The statement “Every Diagonal of a Parallelogram Divides it into Two Triangles of Equal Area” is a property related to the area of the triangle and area of a parallelogram. By using the Every Diagonal of a Parallelogram Divides it into Two Triangles of Equal Area theorem the students of 9th grade can solve different types of problems related to the concept Area.

Every Diagonal of a Parallelogram Divides it into Two Triangles of Equal Area – Theorem

Statement:
Prove that Every Diagonal of a Parallelogram Divides it into Two Triangles of Equal Area.
Proof:
Here ABCD is a parallelogram and BD is diagonal

In ∆ADB and ∆CBD
∠ADB = ∠CBD( alternate angles )
Also AB // DC
∠ABD = ∠CDB( alternate angles )
DB = BD
Therefore ∆ADB ≅ ∆CDB( by SAS congruence rule)
Since congruent figures have the same area
Hence proved.

FAQs on A Diagonal Divides a Parallelogram into Two Triangles of Equal Area

1. What divides a parallelogram into two triangles of equal area?

The diagonal divides a parallelogram into two triangles of equal area.

2. Are the opposite sides of a parallelogram always equal?

opposite sides of a parallelogram are equal.
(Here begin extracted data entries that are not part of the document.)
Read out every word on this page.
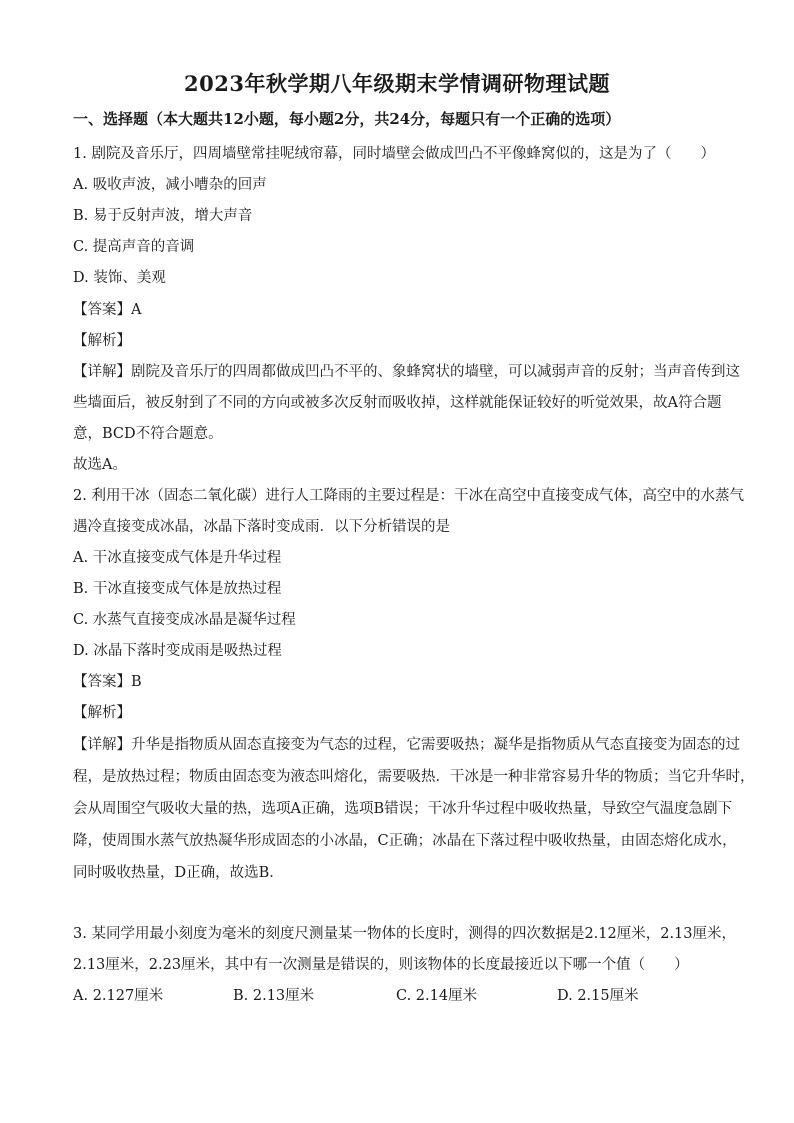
2023年秋学期八年级期末学情调研物理试题
一、选择题（本大题共12小题，每小题2分，共24分，每题只有一个正确的选项）
1. 剧院及音乐厅，四周墙壁常挂呢绒帘幕，同时墙壁会做成凹凸不平像蜂窝似的，这是为了（　　）
A. 吸收声波，减小嘈杂的回声
B. 易于反射声波，增大声音
C. 提高声音的音调
D. 装饰、美观
【答案】A
【解析】
【详解】剧院及音乐厅的四周都做成凹凸不平的、象蜂窝状的墙壁，可以减弱声音的反射；当声音传到这
些墙面后，被反射到了不同的方向或被多次反射而吸收掉，这样就能保证较好的听觉效果，故A符合题
意，BCD不符合题意。
故选A。
2. 利用干冰（固态二氧化碳）进行人工降雨的主要过程是：干冰在高空中直接变成气体，高空中的水蒸气
遇冷直接变成冰晶，冰晶下落时变成雨．以下分析错误的是
A. 干冰直接变成气体是升华过程
B. 干冰直接变成气体是放热过程
C. 水蒸气直接变成冰晶是凝华过程
D. 冰晶下落时变成雨是吸热过程
【答案】B
【解析】
【详解】升华是指物质从固态直接变为气态的过程，它需要吸热；凝华是指物质从气态直接变为固态的过
程，是放热过程；物质由固态变为液态叫熔化，需要吸热．干冰是一种非常容易升华的物质；当它升华时，
会从周围空气吸收大量的热，选项A正确，选项B错误；干冰升华过程中吸收热量，导致空气温度急剧下
降，使周围水蒸气放热凝华形成固态的小冰晶，C正确；冰晶在下落过程中吸收热量，由固态熔化成水，
同时吸收热量，D正确，故选B．
3. 某同学用最小刻度为毫米的刻度尺测量某一物体的长度时，测得的四次数据是2.12厘米，2.13厘米，
2.13厘米，2.23厘米，其中有一次测量是错误的，则该物体的长度最接近以下哪一个值（　　）
A. 2.127厘米	B. 2.13厘米	C. 2.14厘米	D. 2.15厘米
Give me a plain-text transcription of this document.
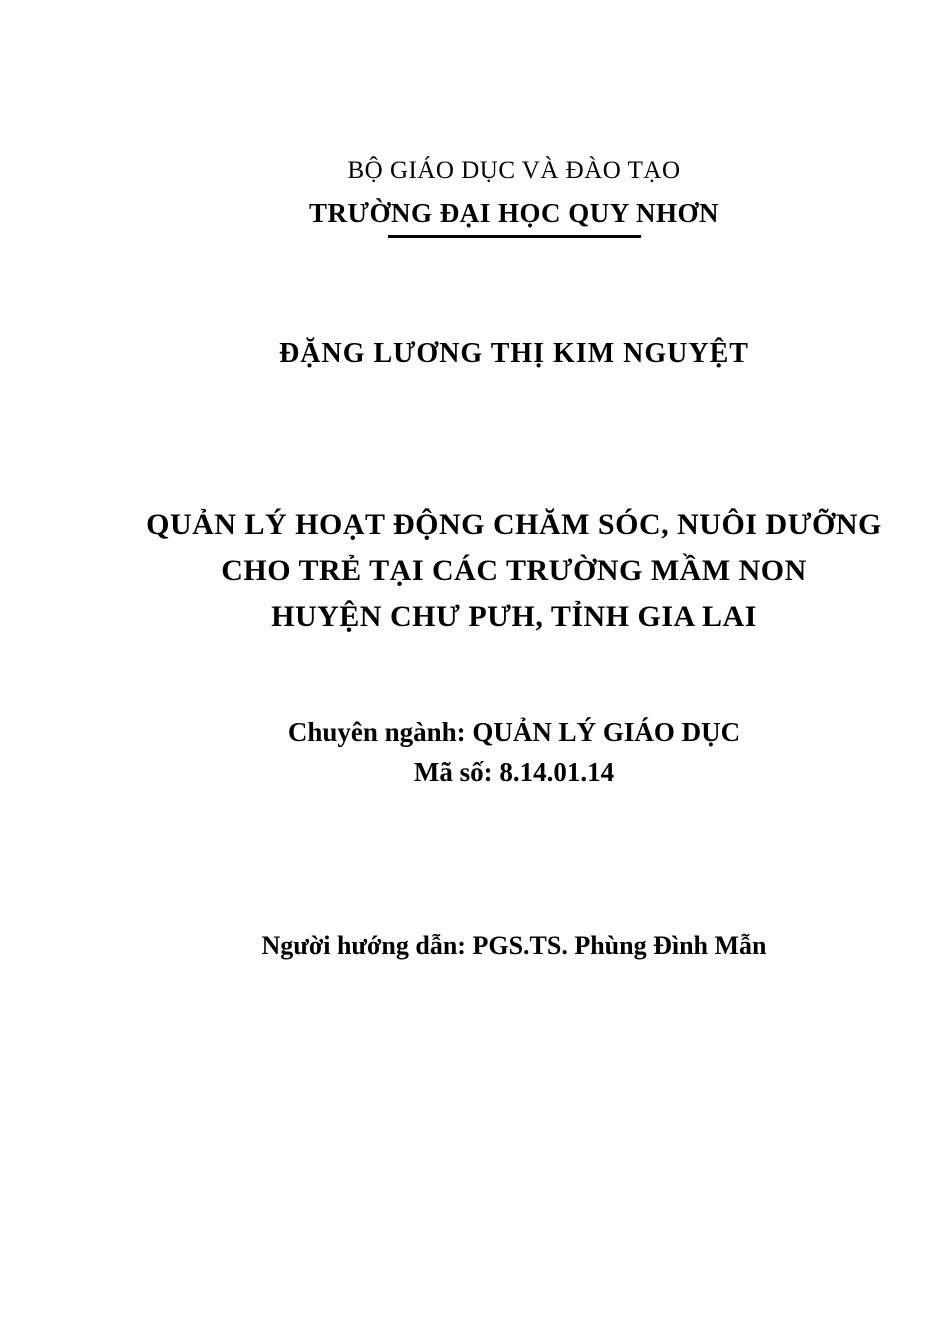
BỘ GIÁO DỤC VÀ ĐÀO TẠO
TRƯỜNG ĐẠI HỌC QUY NHƠN
ĐẶNG LƯƠNG THỊ KIM NGUYỆT
QUẢN LÝ HOẠT ĐỘNG CHĂM SÓC, NUÔI DƯỠNG
CHO TRẺ TẠI CÁC TRƯỜNG MẦM NON
HUYỆN CHƯ PƯH, TỈNH GIA LAI
Chuyên ngành: QUẢN LÝ GIÁO DỤC
Mã số: 8.14.01.14
Người hướng dẫn: PGS.TS. Phùng Đình Mẫn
The diagonals of a parallelogram bisect each other. Each diagonal of a parallelogram bisects into two congruent triangles.The quadrilateral is a parallelogram.

3. Do all parallelograms have 4 equal sides?

A parallelogram has two parallel pairs of opposite sides. A rectangle has two pairs of opposite sides parallel, and it has four right angles. It is also a parallelogram and it has two pairs of parallel sides. A square has two pairs of parallel sides, four right angles, and all four sides are equal.